Dienstag, 21. November 2017

Kann man die Krankenversicherung von der Steuer absetzen

Die Aufwendungen für die monatlichen Sozialabgaben sind enorm. Allein für die Krankenversicherung muss der Normalbürger Monat für Monat mehrere hundert Euro locker machen. Warum sollte man sich da nicht einen Teil des Geldes vom Staat zurückholen. Immerhin handelt es sich bei der Krankenversicherung um eine lebensnotwendige Ausgabe, die als Kosten für die Vorsorge steuerlich geltend gemacht werden kann. Allerdings gilt das nicht für jede Form der Krankenversicherung und ist auch nicht für jeden möglich, der in eine Krankenkasse einzahlt.

Natürlich kann man nur Steuern zurückfordern, wenn man auch welche zahlt. Die Möglichkeit, Aufwendungen von der Steuer abzusetzen besteht nur für Angestellte, Selbstständige oder sonstige Gewerbetreibende. Diese Personengruppen können die Ausgaben für Krankenversicherungen theoretisch von der bereits bezahlten Einkommenssteuer absetzen. Allerdings ist es auch nicht möglich, die Kosten für die gesetzliche Krankenkasse abzusetzen. Bis heute kann man nur die Beiträge zur privaten Krankenversicherung von der Steuer zurückfordern.

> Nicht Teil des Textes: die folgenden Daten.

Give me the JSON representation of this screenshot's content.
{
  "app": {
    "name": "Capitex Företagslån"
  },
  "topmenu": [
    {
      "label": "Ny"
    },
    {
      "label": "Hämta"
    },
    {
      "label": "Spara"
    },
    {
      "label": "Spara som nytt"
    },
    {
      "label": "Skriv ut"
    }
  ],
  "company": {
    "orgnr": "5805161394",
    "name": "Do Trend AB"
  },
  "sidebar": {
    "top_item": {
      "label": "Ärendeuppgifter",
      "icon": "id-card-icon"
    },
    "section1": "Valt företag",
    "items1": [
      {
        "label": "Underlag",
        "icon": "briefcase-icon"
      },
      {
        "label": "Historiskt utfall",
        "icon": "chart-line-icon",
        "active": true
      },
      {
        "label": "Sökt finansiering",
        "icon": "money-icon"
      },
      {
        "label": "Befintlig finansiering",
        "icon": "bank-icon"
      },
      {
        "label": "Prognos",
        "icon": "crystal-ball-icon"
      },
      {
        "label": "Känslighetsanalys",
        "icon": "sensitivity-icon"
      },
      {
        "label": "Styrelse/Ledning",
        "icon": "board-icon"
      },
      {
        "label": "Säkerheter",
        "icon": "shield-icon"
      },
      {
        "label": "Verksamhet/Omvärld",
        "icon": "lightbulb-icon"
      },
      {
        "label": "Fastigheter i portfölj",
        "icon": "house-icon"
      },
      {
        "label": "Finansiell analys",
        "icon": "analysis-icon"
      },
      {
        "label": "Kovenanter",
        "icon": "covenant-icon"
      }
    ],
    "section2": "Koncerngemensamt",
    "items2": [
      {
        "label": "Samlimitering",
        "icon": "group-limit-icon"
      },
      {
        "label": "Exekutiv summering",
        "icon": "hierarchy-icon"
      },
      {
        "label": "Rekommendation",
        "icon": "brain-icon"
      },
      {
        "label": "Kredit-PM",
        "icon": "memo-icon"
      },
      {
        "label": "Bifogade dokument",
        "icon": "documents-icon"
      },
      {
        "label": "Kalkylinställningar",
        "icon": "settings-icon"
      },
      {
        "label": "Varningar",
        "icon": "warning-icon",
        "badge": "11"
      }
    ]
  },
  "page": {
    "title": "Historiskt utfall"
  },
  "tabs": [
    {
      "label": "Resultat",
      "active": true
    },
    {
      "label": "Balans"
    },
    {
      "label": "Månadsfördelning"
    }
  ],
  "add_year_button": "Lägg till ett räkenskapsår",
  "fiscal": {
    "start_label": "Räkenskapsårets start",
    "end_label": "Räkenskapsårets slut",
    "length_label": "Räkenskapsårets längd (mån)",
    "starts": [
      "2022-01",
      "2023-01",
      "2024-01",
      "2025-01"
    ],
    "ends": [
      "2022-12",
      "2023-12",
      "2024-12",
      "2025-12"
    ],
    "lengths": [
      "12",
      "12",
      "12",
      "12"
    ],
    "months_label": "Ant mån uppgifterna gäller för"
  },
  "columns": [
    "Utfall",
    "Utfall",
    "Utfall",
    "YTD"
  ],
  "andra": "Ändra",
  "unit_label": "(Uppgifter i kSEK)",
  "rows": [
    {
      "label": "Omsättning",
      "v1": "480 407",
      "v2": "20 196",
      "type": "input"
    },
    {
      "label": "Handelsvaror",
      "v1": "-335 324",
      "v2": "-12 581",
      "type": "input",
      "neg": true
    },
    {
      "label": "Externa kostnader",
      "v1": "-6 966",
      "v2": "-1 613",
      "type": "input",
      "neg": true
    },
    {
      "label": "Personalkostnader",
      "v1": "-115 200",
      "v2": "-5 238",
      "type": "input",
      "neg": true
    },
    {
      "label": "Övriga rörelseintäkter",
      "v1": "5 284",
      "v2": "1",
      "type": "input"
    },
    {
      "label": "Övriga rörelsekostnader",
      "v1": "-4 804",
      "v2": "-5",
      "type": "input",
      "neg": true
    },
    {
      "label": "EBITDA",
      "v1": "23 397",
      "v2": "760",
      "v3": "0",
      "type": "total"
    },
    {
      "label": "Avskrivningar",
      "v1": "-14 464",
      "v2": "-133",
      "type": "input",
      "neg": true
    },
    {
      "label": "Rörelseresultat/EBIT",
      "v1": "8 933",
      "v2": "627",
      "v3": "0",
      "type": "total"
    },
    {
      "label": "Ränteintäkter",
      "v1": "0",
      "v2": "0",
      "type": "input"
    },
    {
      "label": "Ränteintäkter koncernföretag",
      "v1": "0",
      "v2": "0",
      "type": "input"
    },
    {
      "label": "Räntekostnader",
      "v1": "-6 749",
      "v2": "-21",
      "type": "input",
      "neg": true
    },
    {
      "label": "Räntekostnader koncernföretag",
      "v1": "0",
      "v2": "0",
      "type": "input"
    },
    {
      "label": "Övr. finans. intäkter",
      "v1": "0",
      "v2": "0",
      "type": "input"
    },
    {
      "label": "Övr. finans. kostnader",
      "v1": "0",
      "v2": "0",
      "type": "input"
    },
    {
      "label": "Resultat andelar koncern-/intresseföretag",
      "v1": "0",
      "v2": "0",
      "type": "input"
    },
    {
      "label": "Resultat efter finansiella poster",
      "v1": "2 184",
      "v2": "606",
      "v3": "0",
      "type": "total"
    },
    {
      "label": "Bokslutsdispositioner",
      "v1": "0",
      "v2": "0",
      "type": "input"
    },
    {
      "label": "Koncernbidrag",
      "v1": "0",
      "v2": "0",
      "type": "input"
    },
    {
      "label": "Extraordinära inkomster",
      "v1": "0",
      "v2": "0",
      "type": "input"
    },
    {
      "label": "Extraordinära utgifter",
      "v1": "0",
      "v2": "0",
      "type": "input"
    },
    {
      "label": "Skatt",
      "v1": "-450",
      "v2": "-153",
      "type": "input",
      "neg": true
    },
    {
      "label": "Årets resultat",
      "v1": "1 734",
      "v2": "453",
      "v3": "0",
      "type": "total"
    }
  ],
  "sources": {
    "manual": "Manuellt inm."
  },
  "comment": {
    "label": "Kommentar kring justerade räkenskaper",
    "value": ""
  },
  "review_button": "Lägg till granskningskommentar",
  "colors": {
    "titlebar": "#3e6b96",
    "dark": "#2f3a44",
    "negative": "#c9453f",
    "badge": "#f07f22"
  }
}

Üblicherweise sind in der privaten Krankenversicherung vor allem Selbstständige oder Beamte versichert. Es ist aber für jeden Angestellten ab einem bestimmten Monatsgehalt möglich, sich privat zu versichern. Die Absetzung dieser privaten Krankenversicherung von der Steuer ist aber auch nicht zu 100 Prozent möglich. Man kann nur einen gewissen Betrag der eigenen Sozialabgaben steuerlich geltend machen. In den meisten Fällen ist dieser Betrag schon durch die Geltendmachung der Kosten für gesetzlich vorgeschriebene Sozialversicherungen gedeckt.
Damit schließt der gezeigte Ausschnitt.